In the second instalment of our ‘Britin’ or ‘Brexit’ series, we look at the key issues in the run-up to the Referendum. View ‘Britin’ or ‘Brexit’? : In a nutshell’ for last week’s high level analysis.

The markets don’t like Britain’s flirting with the status quo. When there is no obvious economic upside and only uncertainty, markets turn bearish. The elevated volatility in sterling which, at 12% is on par with levels last seen during the Eurozone’s sovereign default and banking crisis in 2010-2011, suggests investor sentiment to the sterling is outright downbeat.

Chart 1 shows the trend in European equities and bonds in the 30 workdays leading up to and the 30 work days following the 5 July 2015 “Grexit” referendum, the de facto vote by Greece to accept tough austerity in exchange for a bailout, and secure its future membership in the EMU. While not directly comparable to “Brexit”, it is in our view the closest reference for how markets may potentially react leading up to 23 June, the date when Britain’s future membership in the EU is put to a referendum.

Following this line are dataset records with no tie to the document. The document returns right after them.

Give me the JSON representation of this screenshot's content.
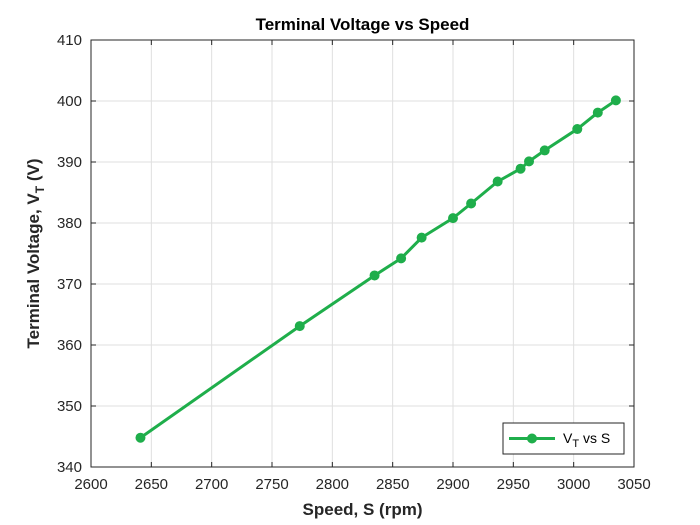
{
  "chart_data": {
    "type": "line",
    "title": "Terminal Voltage vs Speed",
    "xlabel": "Speed, S (rpm)",
    "ylabel": {
      "main": "Terminal Voltage, V",
      "subscript": "T",
      "suffix": " (V)"
    },
    "xlim": [
      2600,
      3050
    ],
    "ylim": [
      340,
      410
    ],
    "xticks": [
      2600,
      2650,
      2700,
      2750,
      2800,
      2850,
      2900,
      2950,
      3000,
      3050
    ],
    "yticks": [
      340,
      350,
      360,
      370,
      380,
      390,
      400,
      410
    ],
    "grid": true,
    "legend": {
      "placement": "bottom-right",
      "label_main": "V",
      "label_sub": "T",
      "label_suffix": " vs S"
    },
    "series": [
      {
        "name": "VT vs S",
        "color": "#1fae4b",
        "x": [
          2641,
          2773,
          2835,
          2857,
          2874,
          2900,
          2915,
          2937,
          2956,
          2963,
          2976,
          3003,
          3020,
          3035
        ],
        "y": [
          344.8,
          363.1,
          371.4,
          374.2,
          377.6,
          380.8,
          383.2,
          386.8,
          388.9,
          390.1,
          391.9,
          395.4,
          398.1,
          400.1
        ]
      }
    ]
  }
}
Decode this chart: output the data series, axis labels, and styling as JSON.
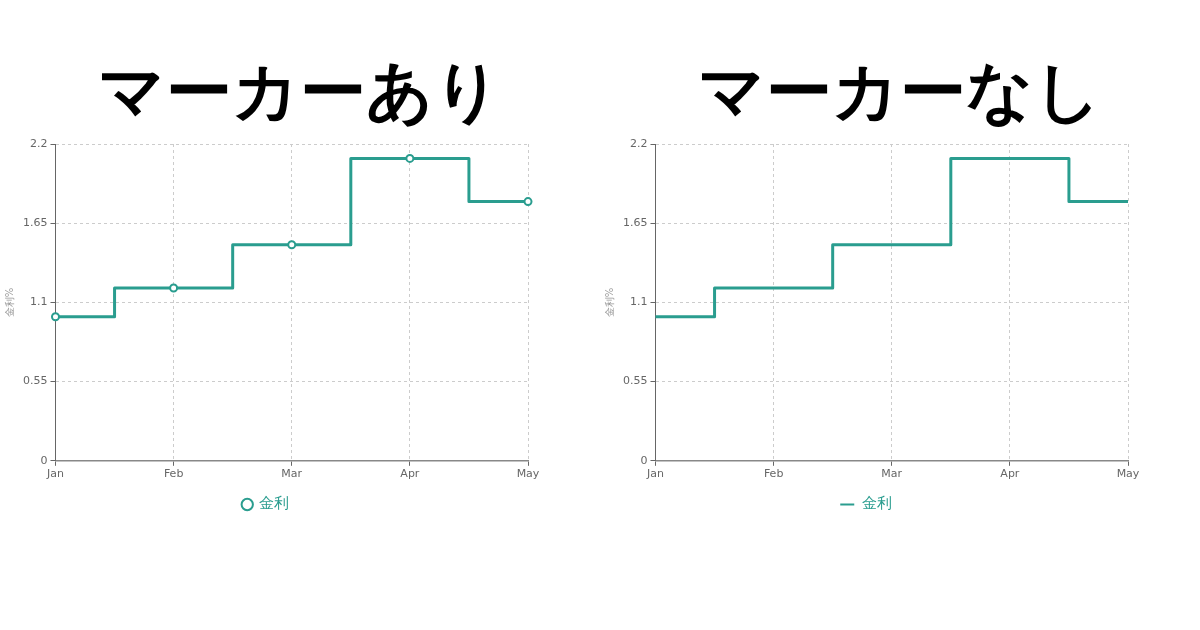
{
  "chart_data": [
    {
      "type": "step",
      "title": "マーカーあり",
      "ylabel": "金利%",
      "categories": [
        "Jan",
        "Feb",
        "Mar",
        "Apr",
        "May"
      ],
      "series": [
        {
          "name": "金利",
          "color": "#2a9d8f",
          "values": [
            1.0,
            1.2,
            1.5,
            2.1,
            1.8
          ]
        }
      ],
      "ylim": [
        0,
        2.2
      ],
      "yticks": [
        0,
        0.55,
        1.1,
        1.65,
        2.2
      ],
      "grid": true,
      "legend": "bottom",
      "marker": "circle",
      "line_style": "solid"
    },
    {
      "type": "step",
      "title": "マーカーなし",
      "ylabel": "金利%",
      "categories": [
        "Jan",
        "Feb",
        "Mar",
        "Apr",
        "May"
      ],
      "series": [
        {
          "name": "金利",
          "color": "#2a9d8f",
          "values": [
            1.0,
            1.2,
            1.5,
            2.1,
            1.8
          ]
        }
      ],
      "ylim": [
        0,
        2.2
      ],
      "yticks": [
        0,
        0.55,
        1.1,
        1.65,
        2.2
      ],
      "grid": true,
      "legend": "bottom",
      "marker": "none",
      "line_style": "solid"
    }
  ]
}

In the run-up to the vote and the real possibility of “Grexit”, a trend of risk aversion is evident in both the UK and Eurozone, with equity markets weakening and bond markets gaining strength.  The FTSE 100 and EURO STOXX 50 fell by approximately 6% in the 30 days leading up to the referendum, and further slides reversed only after the extension of the bailout deadline restored market confidence and a deal would be agreed, which was four days after Greece’s vote decisively rejected the bailout terms.

 

As polls continue to gravitate around a nearly evenly split opinion on whether Britain stays in or out of the EU, the spectre of uncertainty will loom large, potentially exposing European equities to downward risk similar to the “Grexit” period of fear last year. Safe havens, including gilts and gold, are likely to find ongoing appeal with investors. So what? Amidst a vulnerable sterling and euro, it may be prudent to hedge long UK and broad European equity market exposure.